Lebah trigona cenderung tertarik terhadap sumber makanan yang letaknya
lebih rendah dan dekat dari lubang pintu masuk sarang dibandingkan dengan
sumber makanan yang lebih jauh dan tinggi. Ciar et al. (2013), menyatakan bahwa
sumber makanan yang memiliki jarak 1m lebih disukai oleh lebah trigona. Lebih
lanjut dijelaskkan bahwa lebah ini cenderung mencari makan di lingkungan
sekitar sarangnya. Menurut Abou-Shaara (2014), lebah genus Apis lebih suka
mencari sumber makanan berupa nektar yang posisi bunganya lebih mudah untuk
dijangkau, dan tidak dipengaruhi oleh jarak sumber makanan dari sarang.
2.3
Habitat Serangga
Serangga merupakan hewan yang dapat berkembang pada habitat yang
bervariasi. Pada habitat serangga terdapat sumber makanan baik berasal dari
tumbuhan maupun hewan. Jumlah sumber makanan yang semakin banyak dan
beragam dapat mempengaruhi jumlah individu dan keragaman jenis dari serangga
tersebut. (Rizali dkk, 2002).
Ketinggian tempat merupakan salah satu faktor yang berpengaruh terhadap
keragaman serangga, karena ketinggian tempat dapat mempengaruhi siklus hidup
dan perkembangan dari serangga. Ketinggian tempat satu wilayah dapat
dikategorikan sebagai dataran tinggi, jika berada pada ketinggian diatas 700m dpl,
sedang dengan kisaran ketinggian 200-700m dpl, dan ketinggian tempat kurang
dari 200m dpl termasuk dataran rendah (Ratnasari dan Krisantini, 2007). Serangga
berkembang lebih lambat pada daerah yang bersuhu lebih rendah (dingin) di
dataran lebih tinggi, dibandingkan dengan daerah yang bersuhu panas di dataran
rendah (Mulyani, 2010).
Ketinggian tempat dapat mempengaruhi kelimpahan jenis serangga.

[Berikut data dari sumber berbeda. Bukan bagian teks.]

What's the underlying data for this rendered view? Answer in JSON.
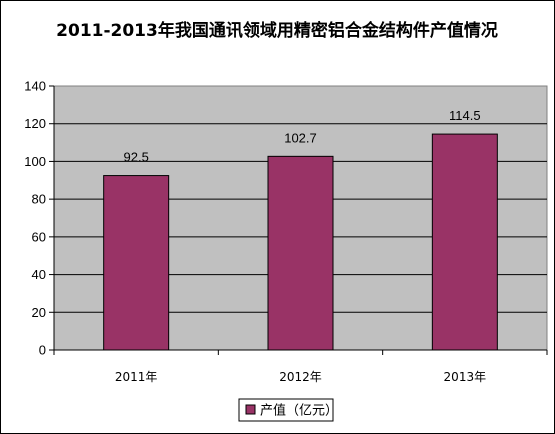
{
  "chart_data": {
    "type": "bar",
    "title": "2011-2013年我国通讯领域用精密铝合金结构件产值情况",
    "categories": [
      "2011年",
      "2012年",
      "2013年"
    ],
    "series": [
      {
        "name": "产值（亿元）",
        "values": [
          92.5,
          102.7,
          114.5
        ],
        "color": "#993366"
      }
    ],
    "data_labels": [
      "92.5",
      "102.7",
      "114.5"
    ],
    "ylim": [
      0,
      140
    ],
    "yticks": [
      0,
      20,
      40,
      60,
      80,
      100,
      120,
      140
    ],
    "xlabel": "",
    "ylabel": "",
    "grid": true,
    "legend_position": "bottom",
    "plot_background": "#c0c0c0"
  }
}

Berdasarkan penelitian dari Koneri dkk. (2010), pada tempat yang lebih tinggi
kelimpahan jenis dan kemerataan dari kumbang lucanid (Lucanidae) lebih rendah
dibandingkan jika berada di tempat dengan ketinggiannya rendah. Lien dan Yuan
(2003) juga mendapatkan jenis kupu-kupu dengan kelimpahan jenis lebih tinggi
pada ketinggian tempat yang lebih rendah dibandingkan dengan tempat yang
tinggi. Menurut Alcaraz dan Avila (2000), ketinggian tempat merupakan faktor
penting yang dapat berpengaruh terhadap struktur komunitas, dimana secara
umum
semakin
tinggi
tempatnya
semakin
rendah
kelimpahan
dan
keanekaragaman jenis serangganya.
Ketinggian tempat juga dapat berpengaruh terhadap morfologi serangga.
Menurut Begon et al., (1986), hewan endotermik berukuran lebih besar di daerah
yang bersuhu dingin dibandingkan dengan yang terdapat di tempat bersuhu panas.
Teori ini dikenal dengan Bergmann’s rule. McNab (1983) menyatakan bahwa
jenis-jenis serangga seperti lebah, capung, kumbang, lalat dan kupu-kupu
tergolong hewan endotermik. Hal ini juga didukung oleh penelitian dari Raffiudin
dkk. (1999) yang menyatakan bahwa lebah Apis cerana yang berada di dataran
tinggi (> 1000m dpl) memiliki ukuran tubuh yang lebih besar dibandingkan
dengan lebah yang berada di dataran rendah (5-200m dpl).